The same senior author, Professor Anastassios Pittas, recently announced the results of a much larger epidemiological study that showed for every 5 ng/mL increase in vitamin D levels, the risk of developing diabetes dropped by 8%.  However, he was quick to warn that such epidemiological studies should not change clinical recommendations, only randomized controlled trials can do that. Then, when he oversees just such a randomized trial, not a word of clinical advice, only the ever-present request for more research money from the citizens of this country.

http://diabetes.webmd.com/news/20110628/study-vitamin-d-may-cut-risk-of-diabetes

Of course the Food and Nutrition Board will say they never said levels greater than 20 ng/ml had no added benefits, only that no good evidence existed for such a benefit at the time they issued their report.
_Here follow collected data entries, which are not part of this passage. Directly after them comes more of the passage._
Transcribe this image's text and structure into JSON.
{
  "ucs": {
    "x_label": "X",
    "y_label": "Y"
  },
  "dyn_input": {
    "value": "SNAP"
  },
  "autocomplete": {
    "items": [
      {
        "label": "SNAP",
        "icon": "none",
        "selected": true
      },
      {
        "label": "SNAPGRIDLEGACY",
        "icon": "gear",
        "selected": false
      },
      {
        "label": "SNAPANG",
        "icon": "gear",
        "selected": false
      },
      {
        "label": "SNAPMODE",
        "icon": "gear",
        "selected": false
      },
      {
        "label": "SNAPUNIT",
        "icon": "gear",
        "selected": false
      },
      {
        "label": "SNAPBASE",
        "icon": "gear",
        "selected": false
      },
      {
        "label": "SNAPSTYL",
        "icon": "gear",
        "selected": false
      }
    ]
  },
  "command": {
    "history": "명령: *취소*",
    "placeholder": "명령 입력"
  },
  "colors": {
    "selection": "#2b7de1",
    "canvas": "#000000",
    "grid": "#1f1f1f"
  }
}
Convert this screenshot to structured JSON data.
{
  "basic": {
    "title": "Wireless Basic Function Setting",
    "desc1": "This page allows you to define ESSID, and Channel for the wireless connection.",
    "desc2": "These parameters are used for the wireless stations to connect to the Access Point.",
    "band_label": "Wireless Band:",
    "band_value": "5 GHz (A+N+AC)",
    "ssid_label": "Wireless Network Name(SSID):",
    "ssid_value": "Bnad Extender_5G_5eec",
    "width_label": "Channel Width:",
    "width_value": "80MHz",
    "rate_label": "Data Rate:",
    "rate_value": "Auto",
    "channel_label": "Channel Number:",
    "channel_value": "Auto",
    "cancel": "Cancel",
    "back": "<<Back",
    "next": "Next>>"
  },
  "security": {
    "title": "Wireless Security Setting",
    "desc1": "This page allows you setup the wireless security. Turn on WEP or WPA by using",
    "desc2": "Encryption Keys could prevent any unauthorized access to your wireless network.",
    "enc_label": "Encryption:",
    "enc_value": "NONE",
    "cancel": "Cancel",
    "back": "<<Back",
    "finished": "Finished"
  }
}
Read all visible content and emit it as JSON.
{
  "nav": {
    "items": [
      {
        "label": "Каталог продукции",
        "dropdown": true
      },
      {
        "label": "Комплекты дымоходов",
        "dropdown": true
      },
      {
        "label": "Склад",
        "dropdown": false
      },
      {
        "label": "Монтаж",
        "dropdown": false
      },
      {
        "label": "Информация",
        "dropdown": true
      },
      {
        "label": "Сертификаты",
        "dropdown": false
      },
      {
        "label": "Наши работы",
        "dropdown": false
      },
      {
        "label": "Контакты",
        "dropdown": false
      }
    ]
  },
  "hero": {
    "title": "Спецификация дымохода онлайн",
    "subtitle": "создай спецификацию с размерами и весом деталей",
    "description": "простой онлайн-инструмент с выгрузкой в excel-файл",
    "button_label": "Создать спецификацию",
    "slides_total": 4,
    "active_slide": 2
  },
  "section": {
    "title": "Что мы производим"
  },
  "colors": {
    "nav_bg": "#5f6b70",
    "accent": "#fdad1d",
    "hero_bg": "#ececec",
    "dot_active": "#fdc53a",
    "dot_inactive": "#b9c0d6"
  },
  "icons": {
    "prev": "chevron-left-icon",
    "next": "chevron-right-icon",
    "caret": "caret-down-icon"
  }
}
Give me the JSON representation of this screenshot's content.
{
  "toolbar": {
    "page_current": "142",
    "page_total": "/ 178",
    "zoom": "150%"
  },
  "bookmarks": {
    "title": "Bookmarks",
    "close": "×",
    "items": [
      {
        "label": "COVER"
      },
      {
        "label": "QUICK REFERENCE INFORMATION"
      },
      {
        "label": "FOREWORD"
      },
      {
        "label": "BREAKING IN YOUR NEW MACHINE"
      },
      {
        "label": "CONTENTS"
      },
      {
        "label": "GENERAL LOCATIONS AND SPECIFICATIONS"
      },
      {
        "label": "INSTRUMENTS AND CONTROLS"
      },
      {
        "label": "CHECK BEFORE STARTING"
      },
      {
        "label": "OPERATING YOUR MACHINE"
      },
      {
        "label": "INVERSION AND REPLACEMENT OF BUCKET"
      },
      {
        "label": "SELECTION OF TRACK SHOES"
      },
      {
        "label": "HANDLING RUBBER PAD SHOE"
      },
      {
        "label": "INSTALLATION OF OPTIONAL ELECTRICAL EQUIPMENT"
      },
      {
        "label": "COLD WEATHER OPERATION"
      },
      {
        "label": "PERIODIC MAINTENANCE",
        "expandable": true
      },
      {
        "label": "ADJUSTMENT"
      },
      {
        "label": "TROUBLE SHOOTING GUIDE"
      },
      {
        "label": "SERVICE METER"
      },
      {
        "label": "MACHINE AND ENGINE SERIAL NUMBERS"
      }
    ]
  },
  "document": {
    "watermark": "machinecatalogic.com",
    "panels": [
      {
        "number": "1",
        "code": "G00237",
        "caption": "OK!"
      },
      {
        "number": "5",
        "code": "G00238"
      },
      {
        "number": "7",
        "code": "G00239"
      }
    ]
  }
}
Actually, if you exclude the science of epidemiology, that is still a false statement. The point is that history will record that someone was wrong.  Maybe it will be me and the Vitamin D Council’s recommendation, going into its fifth year, that adults should take at least 5,000 IU per day.  Or maybe it will be Professor A. Catharine Ross, of Penn­sylvania State University, the chairwoman of the recent FNB that concluded 600 IU/day is the Recommended Daily Allowance, all adults need.  Looking at the study published today, it is clear that 600 IU/day would not have resulted in a significant improvement in pancreatic function.

I predict that after most of the randomized controlled trials are out – in another ten years – the FNB will meet again and say “whoops,” it should have been 5,000 IU/day all along. However, by then the premature death count will be in the millions.